Ghacor Pusatslot Kayatogel Rajaslotter Permai99 QQOnline303 Kakekpro

Operator Seluler Membutuhkan Insentif Untuk Dongkrak Kecepatan Internet Indonesia

Operator Seluler Membutuhkan Insentif Untuk Dongkrak Kecepatan Internet Indonesia

Menteri Komunikasi dan Informatika (Menkominfo), Budi Arie Setiadi, memiliki tekad untuk menggiring kecepatan internet di Indonesia ke posisi 10 besar di tingkat dunia dengan mengadopsi teknologi jaringan 5G. Namun, data dari The Speedtest Global Index oleh Ookla mengungkapkan bahwa kecepatan internet di Indonesia saat ini hanya mencapai 27,1 Mbps. Menurut Menkominfo, tingkat kualitas layanan ini masih jauh dari cukup untuk Indonesia bersaing dengan negara-negara di kawasan ASEAN.

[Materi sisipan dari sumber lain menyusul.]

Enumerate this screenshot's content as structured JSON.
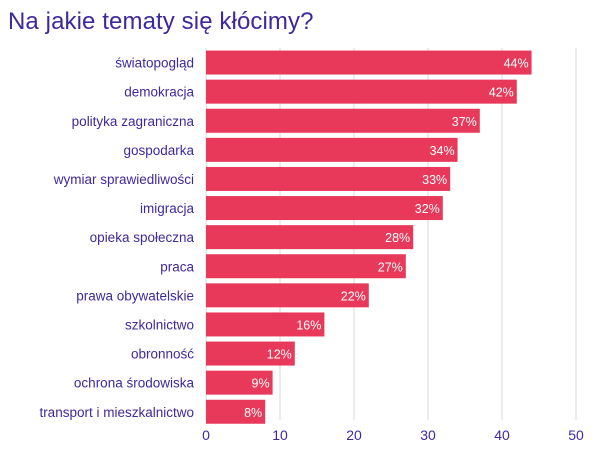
{
  "chart_data": {
    "type": "bar",
    "orientation": "horizontal",
    "title": "Na jakie tematy się kłócimy?",
    "categories": [
      "światopogląd",
      "demokracja",
      "polityka zagraniczna",
      "gospodarka",
      "wymiar sprawiedliwości",
      "imigracja",
      "opieka społeczna",
      "praca",
      "prawa obywatelskie",
      "szkolnictwo",
      "obronność",
      "ochrona środowiska",
      "transport i mieszkalnictwo"
    ],
    "values": [
      44,
      42,
      37,
      34,
      33,
      32,
      28,
      27,
      22,
      16,
      12,
      9,
      8
    ],
    "data_labels": [
      "44%",
      "42%",
      "37%",
      "34%",
      "33%",
      "32%",
      "28%",
      "27%",
      "22%",
      "16%",
      "12%",
      "9%",
      "8%"
    ],
    "xlim": [
      0,
      50
    ],
    "xticks": [
      0,
      10,
      20,
      30,
      40,
      50
    ],
    "grid": "vertical",
    "bar_color": "#e8395a",
    "text_color": "#3b2a9e",
    "grid_color": "#d9d9d9"
  }
}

Untuk mencapai tujuan kecepatan internet 5G di peringkat dunia, pemerintah diharapkan akan mengatasi kendala yang sedang dihadapi oleh operator telekomunikasi. Ini merupakan langkah penting untuk menyediakan layanan internet yang unggul dan terjangkau. Dr. Ir. Agung Harsoyo MSc., MEng., seorang dosen di Sekolah Teknik Elektro dan Informatika (STEI) ITB, mengungkapkan bahwa kendala saat ini termasuk masalah ketersediaan frekuensi dan biaya hak penggunaan (BHP) frekuensi.

Berdasarkan data dari empat operator utama di Indonesia (Telkomsel, Indosat, XL, Smartfren), tren kenaikan BHP frekuensi setiap tahunnya dari tahun 2013 hingga 2022 sebesar 12,10 persen terhadap pendapatan kotor setelah dihitung secara proporsional. “BHP frekuensi yang dibayarkan oleh industri saat ini mencapai sekitar Rp 19 triliun dari total alokasi pita frekuensi sebesar 452 MHz,” ujar Agung dalam keterangannya. Hal ini menunjukkan bahwa pemecahan kendala ini adalah langkah penting dalam mewujudkan kecepatan internet 5G yang diinginkan oleh Menkominfo.

Memacu Para Operator Seluler Untuk Adopsi Teknologi 5G

Agung mengungkapkan keprihatinannya bahwa dengan formula dan mekanisme seleksi saat ini, potensi industri seluler akan sangat terbebani, dan mereka mungkin tidak akan mampu untuk membayarnya.

Komposisi beban BHP frekuensi terhadap pendapatan seluler telah terus meningkat seiring waktu, dari 6,71 persen pada tahun 2013 menjadi 11,40 persen pada tahun 2022, dengan peningkatan rata-rata sebesar 6,07 persen. Penyebab dari kenaikan ini, menurut Agung, salah satunya adalah karena formula perhitungan BHP frekuensi selalu merujuk pada angka inflasi.

Agung juga mengkhawatirkan pandangan yang salah tentang industri telekomunikasi sebagai sumber Pendapatan Negara Bukan Pajak (PNBP). Ia menilai bahwa saat ini, peningkatan PNBP dari penggunaan spektrum frekuensi radio dijadikan salah satu Key Performance Indicator (KPI) oleh Kementerian/Lembaga terkait, yang menurutnya tidak lagi relevan.

Untuk memberikan layanan internet berkecepatan tinggi dan menghadirkan juluhan teknologi 5G yang penting bagi operator seluler, Agung meminta pemerintah memberikan insentif dalam proses lelang frekuensi yang akan datang. Dengan insentif ini, harapannya adalah agar operator seluler dapat tetap berkelanjutan, bertahan, berkembang, dan memiliki kemampuan untuk mengadopsi teknologi baru.

Agung juga mengusulkan agar pemerintah memberikan insentif yang sebanding dengan yang telah diberikan dalam sektor kendaraan listrik dan properti di Indonesia. Ia percaya bahwa pemerintah mampu memberikan insentif yang sama dalam sektor telekomunikasi, mengingat pentingnya sektor ini sebagai kontributor strategis terhadap pertumbuhan ekonomi nasional (sekitar 2,44 persen dari GDP).